The 3 big things you need to know from Red Hat Summit

  • Red Hat Summit is in full swing this week
  • The company leaned into inference, debuting several new inference-focused products and tools
  • It also refreshed its classic Linux platform

It’s Red Hat Summit week and the vendor came out swinging with a slew of announcements designed to show it’s poised to help enterprises navigate the age of AI. From an inference server, to an open source project on inferencing to Linux 10, we've summerized the key news below.

1) Red Hat AI Inference Server

Leading the pack of announcements was the debut of Red Hat AI Inference Server. In a nutshell, it’s a platform that serves up a containerized version of vLLM and supports a wide range of both accelerators and models.

For those out of the loop, vLLM is an open source library for LLM inferencing and serving. Red Hat has said vLLM can help accelerate generative AI output by making better use of GPU memory.

On the hardware side, Red Hat AI Inference Server is compatible with chips from Nvidia, AMD, Google, AWS, Intel and IBM. On the model side, it supports pre-optimized options from the likes of Google, Mistral, Microsoft, Qwen, IBM, DeepSeek and more.

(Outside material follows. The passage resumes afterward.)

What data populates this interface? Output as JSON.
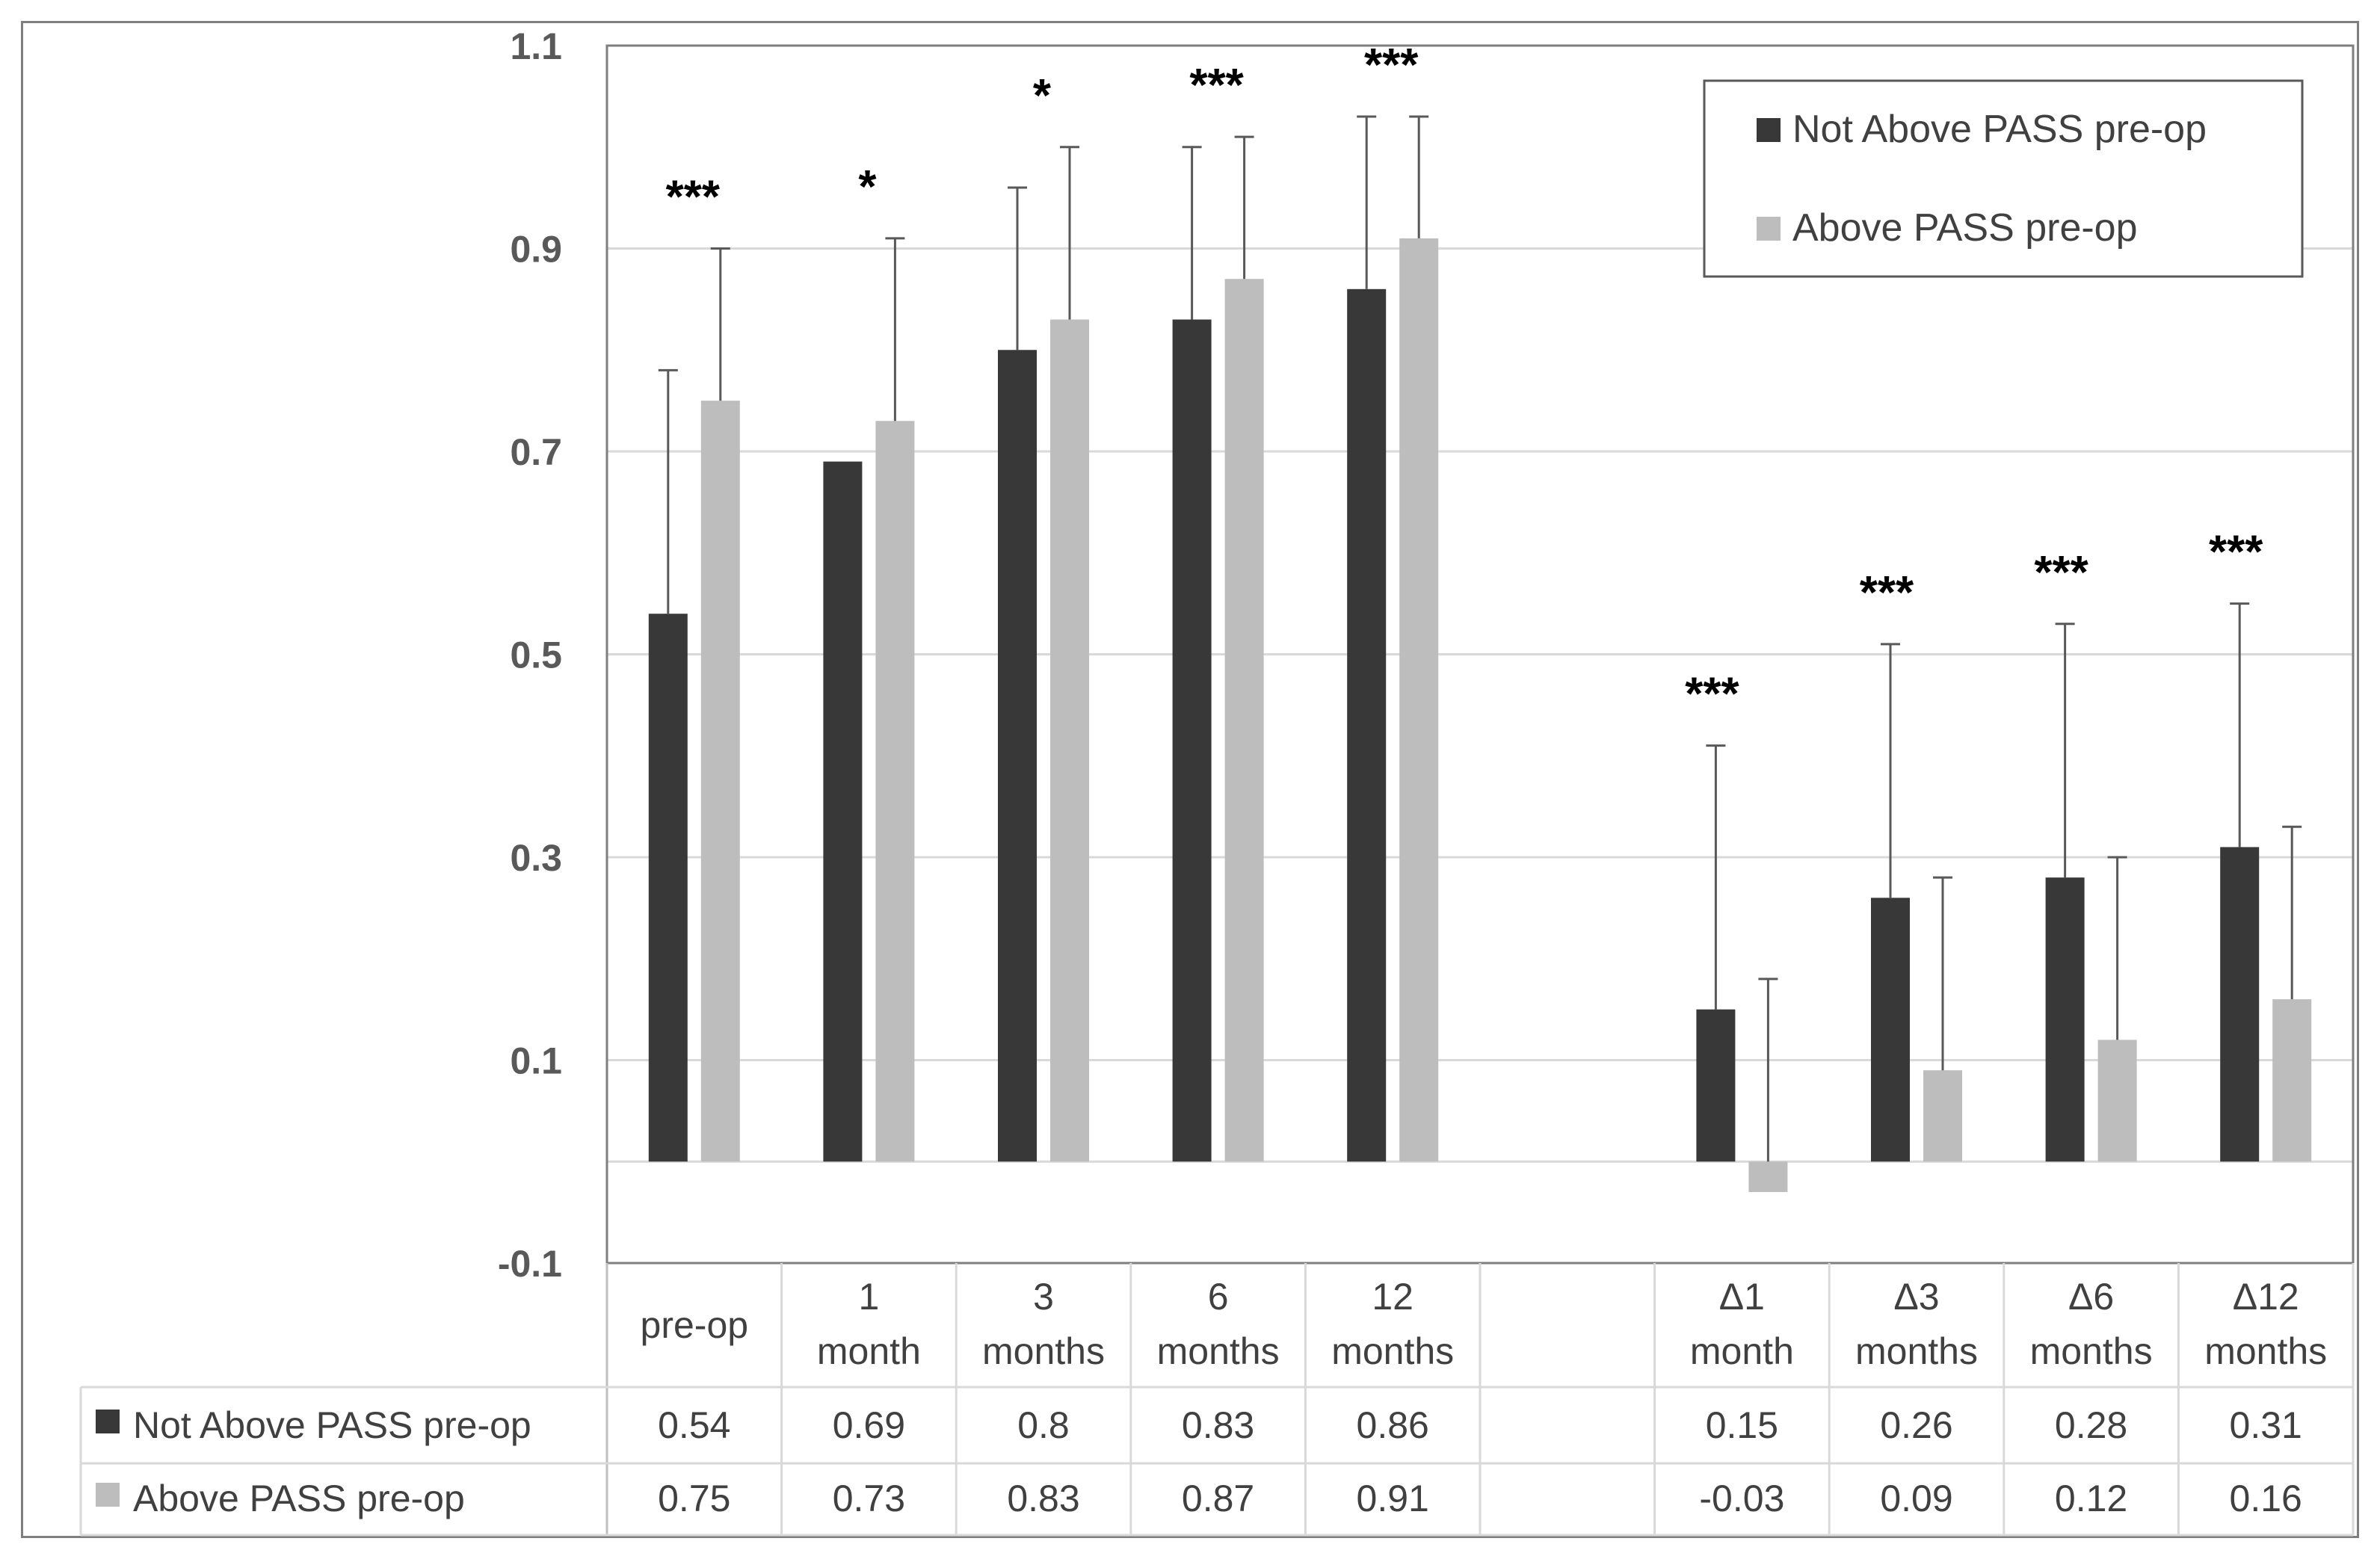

“It just reminds us exactly where we were with Linux many years ago where Linux was key as a unified platform to enable enterprise hardware all on a single platform serving apps,” Red Hat’s SVP and AI CTO Brian Stevens, said on a call with media.

Notably, Red Hat has chosen to include support for the Model Context Protocol (MCP) APIs, which make it easier for developers to access the data they need for AI apps. Red Hat VP and GM for AI Joe Fernandes said on the call the company is also working with Google to support the latter’s new Agent2Agent protocol in the future.

2) Open sourcing inferencing

In case the previous bit didn’t hammer the point home about its focus on inference, Red Hat also announced the launch of LLM-D, an open source project designed to enable inferencing at scale using Kubernetes-based orchestration and AI-aware network routing techniques. The idea is to use advanced serving tools to deliver the varying service level objectives inferencing use cases require.

CoreWeave, Google, IBM Research and NVIDIA are all contributing code to the project, with AMD, Cisco, Intel, Lambda, Meta and Mistral AI all also onboard.

LLM-D “builds on the vLLM and Red Hat AI Inference server and builds it into a distributed cluster,” Stevens said on a call with media.

Stevens explained that scaling LLMs requires more than just auto scaling and adding more inference servers to a cluster.

“The state-of-the-art is actually moving to distributed inference. What that means is your first tokens of your inference may be handled by specialized nodes and your second and ongoing tokens could be handled by different nodes optimized for serving those ups.”

3) Linux 10 with Lightspeed

Red Hat also unleashed Linux 10, an updated version of the classic platform. Notable changes include post-quantum cryptography security protections; a container-based image mode; and Red Hat Enterprise Linux Lightspeed, a generative AI tool to provide task assistance via a natural language platform.

The latter is potentially a big deal. Why? “It helps to address the skill gap that we and our customers face with respect to the Linux skill set,” Raj Das, Red Hat Senior Director of Product Management, said on the call.

“What we are effectively doing is leveraging the AI playbook,” he continued. “Basically, we have a retrieval augmented generative app in the command line and you can effectively type in commands in plain English” to troubleshoot issues.